Utilizing the natural discontinuity method, these probabilities were classified into five categories: very low susceptibility zone, low susceptibility zone, medium susceptibility zone, high susceptibility zone, and very high susceptibility zone. This classification led to the final development of mudslide susceptibility evaluation maps for each of the five models, as illustrated in Figure 8. Notably, the zones of very high and high susceptibility to mudslides were predominantly located in central Zhaoguo County, central Haili County, central Ganluo County, the Zemuhe Fracture Zone, and the areas surrounding the 108 National Highway, providing crucial insights for targeted mitigation and planning in these high-risk areas (Figure 8).

Figure 8

Figure 8. Debris flow susceptibility assessment map. (A) Information Value model; (B) Evidence Weight model; (C) Logistic Regression model; (D) Evidence Weight and Logistic Regression Coupled Modelling; (E) Information Value and Logistic Regression Coupled Modelling.

5 Discussion

5.1 Confusion matrix verification

The confusion matrix, often referred to as the error matrix, provides a clear and straightforward method for evaluating the accuracy of susceptibility models. Its basic purpose is to categorise and compare predicted samples with actual samples to form a matrix. In this study, the models used are all binary classification models. The confusion matrix for such models consists of four primary indicators: True Positives (TP), which are the number of positive samples correctly identified; False Positives (FP), which are the number of positive samples incorrectly classified; True Negatives (TN), which are the number of negative samples correctly classified; and False Negatives (FN), which are negative samples incorrectly classified. Together, these indicators form the basis for assessing the accuracy of the model. The accuracy calculation formula is derived from these four indicators and is essential in assessing the overall effectiveness of the model in accurately classifying samples. The accuracy is calculated with Eq. 7.

A c c u r a c y = \frac{T P + T N}{T P + T N + F P + F N} (7)

The evaluation of the effectiveness of the five models in assessing the susceptibility of landslides, collapses and debris flows was determined by calculating confusion matrices. As shown in Table 3, the accuracy rates for the Information Content and Evidence Weight models in assessing landslide susceptibility are relatively low at 57.1% and 56.8% respectively. This suggests that these models have limited predictive power. In contrast, the logistic regression, information content-logistic regression and evidence weight-logistic regression models have significantly higher accuracy rates, all above 70%. In particular, the coupled information quantity logistic regression and evidence weight logistic regression models achieve the highest accuracy of 78.3%, indicating strong predictive performance.

Table 3

Table 3. Confusion matrix validation results.
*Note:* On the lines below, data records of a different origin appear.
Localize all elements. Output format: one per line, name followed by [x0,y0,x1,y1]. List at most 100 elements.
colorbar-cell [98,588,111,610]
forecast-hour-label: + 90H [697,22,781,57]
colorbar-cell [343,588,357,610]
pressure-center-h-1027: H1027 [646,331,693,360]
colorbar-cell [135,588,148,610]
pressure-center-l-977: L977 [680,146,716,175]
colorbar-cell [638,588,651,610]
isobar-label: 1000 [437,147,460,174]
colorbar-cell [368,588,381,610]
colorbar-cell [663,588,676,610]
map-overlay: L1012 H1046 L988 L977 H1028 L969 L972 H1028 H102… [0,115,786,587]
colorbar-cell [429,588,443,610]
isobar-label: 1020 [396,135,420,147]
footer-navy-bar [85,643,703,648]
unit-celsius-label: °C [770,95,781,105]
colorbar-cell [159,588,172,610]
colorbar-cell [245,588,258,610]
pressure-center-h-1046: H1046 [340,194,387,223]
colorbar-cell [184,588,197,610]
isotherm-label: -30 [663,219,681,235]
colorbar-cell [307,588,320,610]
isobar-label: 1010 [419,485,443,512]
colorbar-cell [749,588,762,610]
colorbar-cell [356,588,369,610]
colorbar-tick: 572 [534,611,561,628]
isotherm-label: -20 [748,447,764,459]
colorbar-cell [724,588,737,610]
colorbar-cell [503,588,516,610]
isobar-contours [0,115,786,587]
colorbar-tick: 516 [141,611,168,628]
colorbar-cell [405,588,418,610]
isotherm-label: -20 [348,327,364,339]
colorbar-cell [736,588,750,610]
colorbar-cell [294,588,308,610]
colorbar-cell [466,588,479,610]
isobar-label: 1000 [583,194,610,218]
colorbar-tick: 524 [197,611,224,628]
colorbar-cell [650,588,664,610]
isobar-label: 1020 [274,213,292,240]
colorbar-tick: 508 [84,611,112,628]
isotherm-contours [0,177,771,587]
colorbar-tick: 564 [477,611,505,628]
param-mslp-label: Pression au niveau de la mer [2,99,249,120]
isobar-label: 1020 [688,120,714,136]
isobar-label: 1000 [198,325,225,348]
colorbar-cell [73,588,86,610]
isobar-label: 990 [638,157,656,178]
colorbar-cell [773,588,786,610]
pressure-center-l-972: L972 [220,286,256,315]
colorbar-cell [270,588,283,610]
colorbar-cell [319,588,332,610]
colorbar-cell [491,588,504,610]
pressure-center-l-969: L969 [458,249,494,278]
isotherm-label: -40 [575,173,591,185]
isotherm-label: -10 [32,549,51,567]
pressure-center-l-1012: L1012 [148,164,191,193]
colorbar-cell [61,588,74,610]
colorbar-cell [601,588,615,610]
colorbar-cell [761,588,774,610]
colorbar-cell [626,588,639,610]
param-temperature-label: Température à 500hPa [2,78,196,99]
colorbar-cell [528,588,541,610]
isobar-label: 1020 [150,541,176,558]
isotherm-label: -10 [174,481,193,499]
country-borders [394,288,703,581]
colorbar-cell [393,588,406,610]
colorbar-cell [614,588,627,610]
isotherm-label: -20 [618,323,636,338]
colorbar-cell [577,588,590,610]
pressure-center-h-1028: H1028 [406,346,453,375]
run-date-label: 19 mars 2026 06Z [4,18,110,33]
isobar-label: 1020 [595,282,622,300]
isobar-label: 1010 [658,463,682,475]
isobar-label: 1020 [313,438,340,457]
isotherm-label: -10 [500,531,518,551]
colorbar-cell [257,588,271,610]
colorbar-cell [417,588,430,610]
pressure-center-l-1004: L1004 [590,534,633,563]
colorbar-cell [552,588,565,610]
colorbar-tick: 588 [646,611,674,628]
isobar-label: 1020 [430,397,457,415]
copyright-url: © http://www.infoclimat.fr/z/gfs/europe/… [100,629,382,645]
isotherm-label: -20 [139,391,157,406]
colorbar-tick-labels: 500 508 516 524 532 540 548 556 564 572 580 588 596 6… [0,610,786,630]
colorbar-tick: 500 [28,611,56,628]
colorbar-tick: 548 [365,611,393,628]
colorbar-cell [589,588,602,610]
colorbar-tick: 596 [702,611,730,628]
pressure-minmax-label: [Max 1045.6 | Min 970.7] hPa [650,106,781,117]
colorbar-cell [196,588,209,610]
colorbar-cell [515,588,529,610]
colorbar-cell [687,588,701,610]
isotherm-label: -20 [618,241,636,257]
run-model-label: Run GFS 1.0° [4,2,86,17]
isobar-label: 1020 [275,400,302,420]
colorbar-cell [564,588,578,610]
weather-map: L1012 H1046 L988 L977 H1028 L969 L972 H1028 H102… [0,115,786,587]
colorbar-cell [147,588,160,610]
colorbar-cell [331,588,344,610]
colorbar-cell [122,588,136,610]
In the context of debris flow susceptibility assessment, all five models show accuracy rates above 75%. The information volume logistic regression model stands out with the highest accuracy of 79%. Similarly, when assessing collapse susceptibility, the accuracy rates of all five models exceed 75%, with the information quantity-logistic regression coupled model achieving the highest accuracy at 84.5%. These results highlight the effectiveness of the coupled models, particularly the information quantity-logistic regression coupled model, in providing more accurate susceptibility assessments for these geological hazards.

5.2 ROC curve verification

The Receiver Operating Characteristic (ROC) curve is used as a tool to assess the accuracy of each model’s scores, where the AUC (Area Under the Curve) value, which ranges from 0 to 1, represents the area under the ROC curve. Higher AUC values indicate greater accuracy in the model’s scoring results.

As shown in Figure 9, the ROC curves for the landslide susceptibility scores of five different models show different levels of accuracy. The Information Value model achieves an AUC of 0.797, while the Evidence Weight model is close behind with an AUC of 0.795. The logistic regression model shows a higher accuracy with an AUC of 0.846. Among the coupled models, the Evidence Weight-logistic regression model achieves an AUC of 0.862, and the Information Weight-logistic regression coupled model comes out on top with an AUC of 0.863. These results show that the coupled models, which combine different analytical approaches, have superior evaluation performance. They show improved accuracy in landslide susceptibility assessment compared to the individual models, underlining the effectiveness of integrating multiple methods in geological hazard assessment (Figure 9).

Figure 9

Figure 9. Landslide susceptibility modelling ROC plot. (A) Information Value model; (B) Evidence Weight model; (C) Logistic Regression model; (D) Evidence Weight and Logistic Regression Coupled Modelling; (E) Information Value and Logistic Regression Coupled Modelling.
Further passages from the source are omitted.